Summary: To see at least one stage production of every Shakespeare play
Progress: Thanks to the BBC Complete Works season I managed to see every Shakespeare play, either on stage or in a film / TV adaptation, by the spring of 2004. Thanks to the 2006 RSC Complete Works season I had seen at least one stage production of every play by the end of October 2006. (I completed the set with their rather experimental version of “Timon of Athens” in Stratford-on-Avon.)
In the Spring of 2015 I decided to read (or re-read) each play and see if I could complete the cycle of stage productions again. I don’t read anywhere near as much as I would like but figured I could read one play per week (or one Act per day, 5 days out of 7).
Up to December 2015 “Coriolanus” is the only play that I have seen just once on stage but there are currently no planned productions in the UK.
As of 2 December I have read 34 of the 37 plays, some (like “Twelfth Night) over the course of an evening while others (like “Love’s Labour’s Lost” or “Much Ado About Nothing”) were a real struggle, taking weeks rather than days. The three that remain: “Henry VIII”, “Timon of Athens”, “The Tempest”.
Booker Prize Winners
Summary: to read every Booker (or Man Booker) Prize winner
Progress: Everything up to the 2012 winner (Hilary Mantel’s “Bring up the bodies”) but I haven’t worked my way through the last three winners: “The Luminaries”, “The Narrow Road to the Deep North” or “A Brief History of Seven Killings”.

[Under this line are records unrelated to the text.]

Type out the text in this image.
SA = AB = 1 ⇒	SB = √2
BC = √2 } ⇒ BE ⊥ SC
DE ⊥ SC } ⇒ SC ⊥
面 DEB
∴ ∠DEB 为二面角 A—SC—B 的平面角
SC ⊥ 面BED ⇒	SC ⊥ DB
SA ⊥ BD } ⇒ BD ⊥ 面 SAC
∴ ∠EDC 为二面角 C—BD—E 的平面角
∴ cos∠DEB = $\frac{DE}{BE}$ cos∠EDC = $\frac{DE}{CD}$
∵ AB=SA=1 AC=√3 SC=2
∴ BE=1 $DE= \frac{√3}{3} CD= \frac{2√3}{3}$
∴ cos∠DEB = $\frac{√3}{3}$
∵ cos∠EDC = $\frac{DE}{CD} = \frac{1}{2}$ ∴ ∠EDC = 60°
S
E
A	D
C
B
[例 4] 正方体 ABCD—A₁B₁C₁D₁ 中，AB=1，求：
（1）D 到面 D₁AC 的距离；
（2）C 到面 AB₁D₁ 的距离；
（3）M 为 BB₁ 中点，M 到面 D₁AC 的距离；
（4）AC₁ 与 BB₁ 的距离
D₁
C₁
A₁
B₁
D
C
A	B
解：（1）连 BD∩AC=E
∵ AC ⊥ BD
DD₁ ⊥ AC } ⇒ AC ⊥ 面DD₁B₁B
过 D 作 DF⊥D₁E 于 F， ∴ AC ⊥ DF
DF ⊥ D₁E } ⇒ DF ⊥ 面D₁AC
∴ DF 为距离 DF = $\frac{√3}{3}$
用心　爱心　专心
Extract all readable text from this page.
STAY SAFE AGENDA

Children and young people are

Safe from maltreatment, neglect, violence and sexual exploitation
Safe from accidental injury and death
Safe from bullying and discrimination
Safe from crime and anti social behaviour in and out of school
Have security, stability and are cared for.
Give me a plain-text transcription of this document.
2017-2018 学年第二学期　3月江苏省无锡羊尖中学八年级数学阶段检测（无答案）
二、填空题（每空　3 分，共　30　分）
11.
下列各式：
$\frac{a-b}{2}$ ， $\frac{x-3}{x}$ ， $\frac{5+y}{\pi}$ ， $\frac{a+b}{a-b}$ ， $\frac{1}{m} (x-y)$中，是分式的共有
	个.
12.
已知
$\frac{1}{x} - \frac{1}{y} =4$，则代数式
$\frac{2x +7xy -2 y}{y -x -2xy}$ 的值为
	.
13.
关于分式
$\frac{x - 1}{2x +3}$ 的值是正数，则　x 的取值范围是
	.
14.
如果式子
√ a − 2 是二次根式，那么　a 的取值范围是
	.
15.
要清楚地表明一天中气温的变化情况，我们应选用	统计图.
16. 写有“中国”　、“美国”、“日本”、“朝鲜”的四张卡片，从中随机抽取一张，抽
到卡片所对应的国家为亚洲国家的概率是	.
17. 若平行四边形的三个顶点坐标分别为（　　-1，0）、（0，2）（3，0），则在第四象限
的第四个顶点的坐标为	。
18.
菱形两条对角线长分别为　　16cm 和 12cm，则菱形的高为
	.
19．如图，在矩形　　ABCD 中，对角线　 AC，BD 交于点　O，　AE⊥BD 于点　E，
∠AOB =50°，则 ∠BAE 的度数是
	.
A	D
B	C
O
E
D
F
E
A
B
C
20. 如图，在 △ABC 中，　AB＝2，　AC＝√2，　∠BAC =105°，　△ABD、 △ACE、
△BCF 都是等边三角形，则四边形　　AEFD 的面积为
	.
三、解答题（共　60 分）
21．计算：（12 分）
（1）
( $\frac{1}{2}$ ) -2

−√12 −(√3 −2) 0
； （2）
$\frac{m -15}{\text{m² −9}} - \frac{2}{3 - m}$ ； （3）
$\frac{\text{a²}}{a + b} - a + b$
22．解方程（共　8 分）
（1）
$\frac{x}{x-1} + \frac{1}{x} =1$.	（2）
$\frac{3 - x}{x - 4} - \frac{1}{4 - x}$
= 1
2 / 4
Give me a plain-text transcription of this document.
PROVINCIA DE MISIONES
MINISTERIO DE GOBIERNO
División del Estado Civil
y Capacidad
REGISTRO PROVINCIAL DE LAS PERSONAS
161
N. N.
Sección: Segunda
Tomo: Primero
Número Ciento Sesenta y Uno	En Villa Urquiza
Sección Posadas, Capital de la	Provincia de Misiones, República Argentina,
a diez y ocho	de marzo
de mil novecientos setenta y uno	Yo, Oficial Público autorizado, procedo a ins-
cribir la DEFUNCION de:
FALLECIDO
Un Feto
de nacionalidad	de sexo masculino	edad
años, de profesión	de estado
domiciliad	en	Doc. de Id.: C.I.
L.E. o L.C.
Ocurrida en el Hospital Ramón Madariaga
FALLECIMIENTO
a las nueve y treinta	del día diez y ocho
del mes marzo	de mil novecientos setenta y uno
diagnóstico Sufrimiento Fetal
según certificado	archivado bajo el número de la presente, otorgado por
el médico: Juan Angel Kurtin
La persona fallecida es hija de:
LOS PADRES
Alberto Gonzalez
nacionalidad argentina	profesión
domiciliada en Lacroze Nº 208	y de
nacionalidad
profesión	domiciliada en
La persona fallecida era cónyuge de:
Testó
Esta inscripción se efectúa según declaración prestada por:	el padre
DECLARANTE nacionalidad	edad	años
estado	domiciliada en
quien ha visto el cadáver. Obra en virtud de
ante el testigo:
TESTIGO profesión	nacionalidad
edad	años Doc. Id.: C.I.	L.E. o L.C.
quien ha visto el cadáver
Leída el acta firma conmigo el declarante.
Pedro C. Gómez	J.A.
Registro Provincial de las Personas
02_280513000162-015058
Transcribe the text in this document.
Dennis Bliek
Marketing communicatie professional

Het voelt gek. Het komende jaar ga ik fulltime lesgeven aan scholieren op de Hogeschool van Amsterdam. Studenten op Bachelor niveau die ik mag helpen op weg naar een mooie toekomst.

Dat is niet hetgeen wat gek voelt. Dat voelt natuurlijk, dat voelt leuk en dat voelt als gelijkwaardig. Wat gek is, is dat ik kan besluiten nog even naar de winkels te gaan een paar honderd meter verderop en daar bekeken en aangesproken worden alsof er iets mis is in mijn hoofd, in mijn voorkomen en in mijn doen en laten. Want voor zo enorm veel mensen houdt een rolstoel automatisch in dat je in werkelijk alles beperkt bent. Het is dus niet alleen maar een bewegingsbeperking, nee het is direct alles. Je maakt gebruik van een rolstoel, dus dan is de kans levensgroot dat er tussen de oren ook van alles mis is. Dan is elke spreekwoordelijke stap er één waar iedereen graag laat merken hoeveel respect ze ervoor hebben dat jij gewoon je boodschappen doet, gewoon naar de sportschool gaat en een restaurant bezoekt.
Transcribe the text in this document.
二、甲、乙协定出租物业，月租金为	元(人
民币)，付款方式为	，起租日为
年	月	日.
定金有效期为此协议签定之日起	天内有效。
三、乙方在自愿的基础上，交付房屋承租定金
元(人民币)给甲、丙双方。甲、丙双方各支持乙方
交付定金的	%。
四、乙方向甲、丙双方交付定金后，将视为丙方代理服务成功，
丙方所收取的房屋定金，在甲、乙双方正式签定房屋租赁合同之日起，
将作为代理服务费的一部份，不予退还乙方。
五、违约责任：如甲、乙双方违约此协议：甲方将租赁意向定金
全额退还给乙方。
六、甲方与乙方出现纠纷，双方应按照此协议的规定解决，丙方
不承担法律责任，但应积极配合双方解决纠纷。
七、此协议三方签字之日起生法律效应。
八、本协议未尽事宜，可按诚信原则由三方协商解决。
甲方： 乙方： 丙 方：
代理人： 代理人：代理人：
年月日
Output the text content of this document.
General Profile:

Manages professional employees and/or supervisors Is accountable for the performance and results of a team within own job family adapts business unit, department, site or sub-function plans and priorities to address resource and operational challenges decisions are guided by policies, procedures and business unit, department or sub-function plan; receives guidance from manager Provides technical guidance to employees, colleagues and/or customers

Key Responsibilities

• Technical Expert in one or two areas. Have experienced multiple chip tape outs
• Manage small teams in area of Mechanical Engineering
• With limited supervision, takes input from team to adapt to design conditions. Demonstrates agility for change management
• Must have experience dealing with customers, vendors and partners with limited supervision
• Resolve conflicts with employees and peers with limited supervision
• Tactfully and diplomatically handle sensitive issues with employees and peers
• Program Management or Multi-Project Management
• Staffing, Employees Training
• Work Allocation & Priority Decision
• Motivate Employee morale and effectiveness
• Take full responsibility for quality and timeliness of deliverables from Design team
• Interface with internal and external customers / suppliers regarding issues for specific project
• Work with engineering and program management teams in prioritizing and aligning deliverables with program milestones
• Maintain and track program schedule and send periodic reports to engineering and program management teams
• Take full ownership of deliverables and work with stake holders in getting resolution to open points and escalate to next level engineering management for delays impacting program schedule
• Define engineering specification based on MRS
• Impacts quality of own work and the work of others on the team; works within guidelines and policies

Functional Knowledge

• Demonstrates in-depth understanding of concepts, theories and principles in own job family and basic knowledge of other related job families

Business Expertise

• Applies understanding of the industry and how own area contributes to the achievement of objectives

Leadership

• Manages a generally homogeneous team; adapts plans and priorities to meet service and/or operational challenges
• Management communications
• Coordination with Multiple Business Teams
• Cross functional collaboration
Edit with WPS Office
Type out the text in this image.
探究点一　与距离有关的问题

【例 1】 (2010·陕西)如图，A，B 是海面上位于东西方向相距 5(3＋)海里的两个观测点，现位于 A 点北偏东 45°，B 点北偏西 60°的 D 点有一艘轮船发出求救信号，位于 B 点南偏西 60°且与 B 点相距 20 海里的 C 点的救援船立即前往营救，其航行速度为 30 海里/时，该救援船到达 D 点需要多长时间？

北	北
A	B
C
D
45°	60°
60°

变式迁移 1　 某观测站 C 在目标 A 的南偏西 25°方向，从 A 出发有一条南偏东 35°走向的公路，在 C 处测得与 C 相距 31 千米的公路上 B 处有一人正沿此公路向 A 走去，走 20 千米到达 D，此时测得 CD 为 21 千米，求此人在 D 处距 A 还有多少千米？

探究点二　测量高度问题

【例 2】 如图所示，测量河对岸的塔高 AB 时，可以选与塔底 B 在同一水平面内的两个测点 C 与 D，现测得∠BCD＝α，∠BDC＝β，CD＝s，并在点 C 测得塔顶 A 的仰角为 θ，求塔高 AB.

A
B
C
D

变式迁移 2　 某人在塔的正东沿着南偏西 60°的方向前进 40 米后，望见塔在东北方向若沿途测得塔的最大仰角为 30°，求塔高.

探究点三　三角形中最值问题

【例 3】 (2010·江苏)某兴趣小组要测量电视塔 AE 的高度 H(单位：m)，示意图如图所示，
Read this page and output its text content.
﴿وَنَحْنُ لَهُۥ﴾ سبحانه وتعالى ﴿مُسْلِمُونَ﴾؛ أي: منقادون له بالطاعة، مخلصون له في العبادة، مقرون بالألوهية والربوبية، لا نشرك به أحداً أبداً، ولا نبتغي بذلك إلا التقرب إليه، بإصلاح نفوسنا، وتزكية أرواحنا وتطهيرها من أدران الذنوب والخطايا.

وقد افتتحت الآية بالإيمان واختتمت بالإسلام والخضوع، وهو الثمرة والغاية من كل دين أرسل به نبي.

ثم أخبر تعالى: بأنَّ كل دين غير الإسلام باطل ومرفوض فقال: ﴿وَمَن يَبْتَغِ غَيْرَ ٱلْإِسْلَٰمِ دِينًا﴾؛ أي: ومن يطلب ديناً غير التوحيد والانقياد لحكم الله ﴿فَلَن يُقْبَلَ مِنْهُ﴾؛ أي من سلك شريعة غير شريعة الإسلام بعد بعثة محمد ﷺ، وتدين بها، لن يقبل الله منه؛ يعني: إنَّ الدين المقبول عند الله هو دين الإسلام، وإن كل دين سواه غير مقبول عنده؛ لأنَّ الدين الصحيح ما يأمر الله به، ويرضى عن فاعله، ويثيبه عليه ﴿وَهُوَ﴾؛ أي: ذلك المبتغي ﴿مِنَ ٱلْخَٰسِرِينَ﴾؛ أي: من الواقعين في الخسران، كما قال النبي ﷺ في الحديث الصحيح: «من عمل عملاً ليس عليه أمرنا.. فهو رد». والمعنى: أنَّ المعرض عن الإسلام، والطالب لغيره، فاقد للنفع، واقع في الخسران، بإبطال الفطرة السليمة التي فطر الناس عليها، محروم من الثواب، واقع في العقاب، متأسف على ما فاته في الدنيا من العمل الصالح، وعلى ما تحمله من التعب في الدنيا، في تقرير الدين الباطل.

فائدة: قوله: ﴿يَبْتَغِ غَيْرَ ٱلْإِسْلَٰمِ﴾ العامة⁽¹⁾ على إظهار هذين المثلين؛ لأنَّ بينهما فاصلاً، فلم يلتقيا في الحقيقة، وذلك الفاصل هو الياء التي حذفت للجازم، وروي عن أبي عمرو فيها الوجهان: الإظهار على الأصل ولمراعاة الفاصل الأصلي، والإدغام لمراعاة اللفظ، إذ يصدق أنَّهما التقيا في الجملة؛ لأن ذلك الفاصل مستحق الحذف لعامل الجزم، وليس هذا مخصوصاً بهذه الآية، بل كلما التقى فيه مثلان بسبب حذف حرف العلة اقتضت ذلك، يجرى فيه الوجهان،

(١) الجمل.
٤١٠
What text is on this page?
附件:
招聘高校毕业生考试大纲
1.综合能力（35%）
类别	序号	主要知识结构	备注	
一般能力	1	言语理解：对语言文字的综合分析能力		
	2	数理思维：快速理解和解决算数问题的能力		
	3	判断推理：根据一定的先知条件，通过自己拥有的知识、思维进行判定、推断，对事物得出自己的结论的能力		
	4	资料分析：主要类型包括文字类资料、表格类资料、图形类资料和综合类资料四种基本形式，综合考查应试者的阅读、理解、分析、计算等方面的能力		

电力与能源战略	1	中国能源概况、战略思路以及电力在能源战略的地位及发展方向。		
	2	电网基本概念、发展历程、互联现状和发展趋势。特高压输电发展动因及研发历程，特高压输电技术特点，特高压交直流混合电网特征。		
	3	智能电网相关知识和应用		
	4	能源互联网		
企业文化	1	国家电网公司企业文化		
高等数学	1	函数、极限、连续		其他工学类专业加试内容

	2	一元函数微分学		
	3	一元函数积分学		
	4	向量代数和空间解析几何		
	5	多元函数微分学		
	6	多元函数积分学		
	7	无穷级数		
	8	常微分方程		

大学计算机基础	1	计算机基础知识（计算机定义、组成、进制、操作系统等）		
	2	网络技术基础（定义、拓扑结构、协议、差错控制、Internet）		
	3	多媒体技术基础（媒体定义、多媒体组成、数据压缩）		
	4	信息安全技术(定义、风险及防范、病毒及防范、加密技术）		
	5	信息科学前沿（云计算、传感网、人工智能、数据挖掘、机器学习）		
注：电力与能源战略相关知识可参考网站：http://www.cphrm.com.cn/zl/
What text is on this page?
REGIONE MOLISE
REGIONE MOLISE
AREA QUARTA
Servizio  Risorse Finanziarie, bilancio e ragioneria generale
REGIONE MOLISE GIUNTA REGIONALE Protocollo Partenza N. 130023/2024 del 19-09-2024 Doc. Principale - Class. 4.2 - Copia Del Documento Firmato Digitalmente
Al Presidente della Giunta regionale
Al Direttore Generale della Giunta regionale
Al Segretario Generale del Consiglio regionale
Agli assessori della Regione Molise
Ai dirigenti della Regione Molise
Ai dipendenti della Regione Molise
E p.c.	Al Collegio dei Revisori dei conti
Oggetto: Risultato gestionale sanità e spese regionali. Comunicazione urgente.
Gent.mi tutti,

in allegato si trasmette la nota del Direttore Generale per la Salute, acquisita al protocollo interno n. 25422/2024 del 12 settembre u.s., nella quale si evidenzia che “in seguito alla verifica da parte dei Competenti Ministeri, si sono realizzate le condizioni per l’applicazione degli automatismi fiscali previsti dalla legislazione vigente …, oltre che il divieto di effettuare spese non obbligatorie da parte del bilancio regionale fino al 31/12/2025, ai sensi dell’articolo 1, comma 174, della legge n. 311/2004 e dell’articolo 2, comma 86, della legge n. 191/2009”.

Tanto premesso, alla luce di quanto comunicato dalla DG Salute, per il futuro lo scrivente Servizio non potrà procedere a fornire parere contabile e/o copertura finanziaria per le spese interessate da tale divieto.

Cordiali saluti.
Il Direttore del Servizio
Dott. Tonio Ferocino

Every UK Number 1 in order
Summary: to hear every UK #1 single, in order, from Al Martino’s “Here in my heart” through to today.
Progress: complete to November 2015. This was a rather strange soundtrack to the autumn of 2015. There’s a Spotify playlist “Every UK Number One Single – 1952-2015”, nearly 80 hours long. For some songs there are cover versions rather than the originals (all 17 Beatles #1s for instance) but in most cases I nipped out to the web to find an original, somewhere. I am not the same person I was before I started this venture. There were only 12 different songs at #1 in 1992, but a staggering 42 different #1s in 2000
A UK Number 1 from every year
Summary: to learn how to play and sing at least one UK #1 single for every year from 1955 to now.
Progress: just about there, but I’m rather rusty on some of the selections. Every time two or more of us are gathered at a piano I ask whoever I’m with to name a year between 1955 and 2014 and I play a song from that year. I have only been caught out once, before I had mastered a song from 1956. Some years are easier than others.
Summary: to see every major Oscar winner (Best Picture, Best Director, Best Actor, Best Actress, Best Supporting Actor, Best Supporting Actress) of my lifetime
Progress: Finished, up to and including 2015. I was born in the 1960s and have seen every major Oscar winner since 1947. My friends Steve and Clare are involved in a similar project, to see every Best Picture Winner in date order, starting with 1972 (“The Godfather”). Last time we spoke about this they had got stuck at 1991 (“Silence of the lambs”).
“Desert Island Discs”
This isn’t a project like the others, aiming to read through or watch a body of work, or tick items off a list, but the BBC’s archive of “Desert Islands Discs” episodes is a remarkable resource. For many years even the most recent episode of the show was unavailable on their “Listen Again” or iPlayer service. If I was unable to hear an episode when broadcast on a Friday or Sunday I missed it. With digital TV, from autumn 2000 onwards, I was able to record episodes (onto video originally, then onto hard drives) but before that I missed a lot of episodes. Now I can go back and catch up on almost anything, or hear again episodes that I first heard nearly 30 years ago. Do yourself a favour, check out the archive, but be prepared to lose a few hours. You can stream or download the episodes. I like to download them, batch them up and listen to two or three at a time. My friend Steve has just started doing this too, two episodes on his drive to work and two on the way home. It almost makes me wish I was commuting by car again.